E poi ci sono i campi di internamento…
“Parlerei di una presenza vasta, utilizzata in un primo momento per gli ebrei, penso all’Isola Maggiore e poi, al momento dell’occupazione dei Balcani, gli slavi e i dissidenti e oppositori politici internati a Colfiorito, a Pietrafitta, a Campello sul Clitunno. Il tutto ora come allora favorito da una regione sostanzialmente appartata, isolata”.
Studi e ricerche necessari, peccato però l’Isuc stia attraversando una fase di incertezza riguardo il futuro.
“Per quello che possiamo, continuiamo a portare avanti il nostro lavoro. Parlavo prima di Colfiorito: alle Casermette in un anno abbiamo portato più di mille studenti per far conoscere loro questa tremenda realtà. Soprattutto per far capire che la storia è qualcosa di diverso dal semplice culto dei morti; piuttosto rappresenta una conoscenza ineludibile per i vivi e che non deve prevalere l’indifferenza rispetto a ciò che è accaduto non più tardi di ieri in Europa”.
All’Isuc servono di più i finanziamenti o la consapevolezza delle istituzioni di ciò che rappresenta?
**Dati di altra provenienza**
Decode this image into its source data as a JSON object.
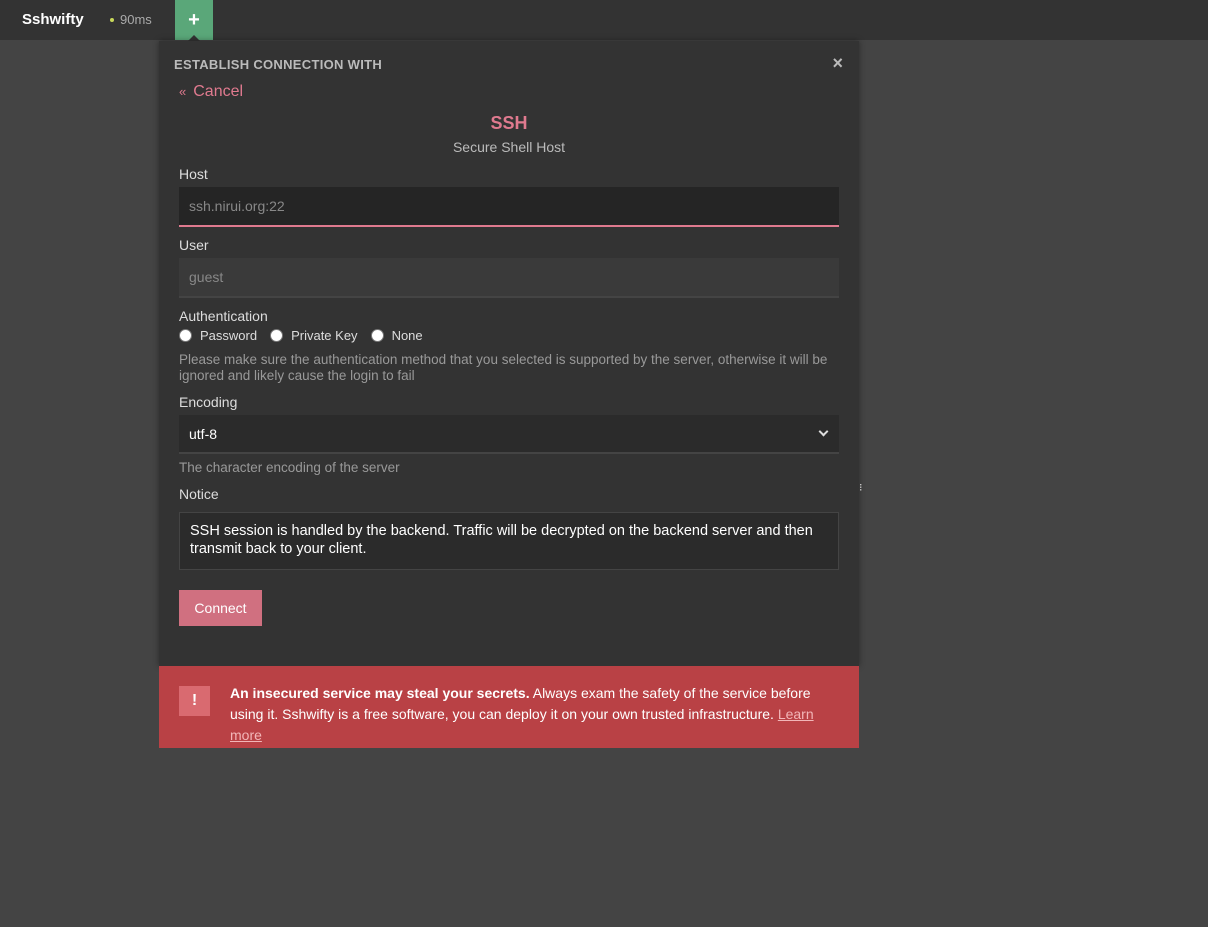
{
  "app": {
    "brand": "Sshwifty",
    "delay": "90ms",
    "add_tab": "+"
  },
  "dialog": {
    "title": "ESTABLISH CONNECTION WITH",
    "close": "×",
    "cancel_chevron": "«",
    "cancel_label": "Cancel",
    "protocol_title": "SSH",
    "protocol_subtitle": "Secure Shell Host",
    "host": {
      "label": "Host",
      "placeholder": "ssh.nirui.org:22",
      "value": ""
    },
    "user": {
      "label": "User",
      "placeholder": "guest",
      "value": ""
    },
    "authentication": {
      "label": "Authentication",
      "options": [
        "Password",
        "Private Key",
        "None"
      ],
      "help": "Please make sure the authentication method that you selected is supported by the server, otherwise it will be ignored and likely cause the login to fail"
    },
    "encoding": {
      "label": "Encoding",
      "selected": "utf-8",
      "help": "The character encoding of the server"
    },
    "notice": {
      "label": "Notice",
      "text": "SSH session is handled by the backend. Traffic will be decrypted on the backend server and then transmit back to your client."
    },
    "connect_label": "Connect"
  },
  "warning": {
    "icon": "!",
    "bold": "An insecured service may steal your secrets.",
    "text": " Always exam the safety of the service before using it. Sshwifty is a free software, you can deploy it on your own trusted infrastructure. ",
    "link": "Learn more"
  },
  "colors": {
    "accent": "#e07a8f",
    "add_tab": "#5aa779",
    "warning_bg": "#b94145",
    "background": "#444444",
    "panel": "#333333"
  }
}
“In relazione ai finanziamenti fino ad ora c’è stata molta attenzione da parte della giunta regionale che ci ha sempre supportato e garantito per quanto concerne le risorse necessarie a proseguire la ricerca. Il problema è soprattutto quello relativo alle risorse umane: dal 30 novembre i sei ricercatori che stanno con me all’Isuc hanno visto scadere il contratto e sono in disoccupazione. Pertanto ora siamo veramente in una situazione di emergenza. Grazie al loro senso civico e alla loro buona volontà continuano in questo particolarissimo periodo a garantire il loro supporto non soltanto al nostro Istituto ma alle scuole e alla nostra comunità regionale. Ora, però, abbiamo bisogno di certezze”.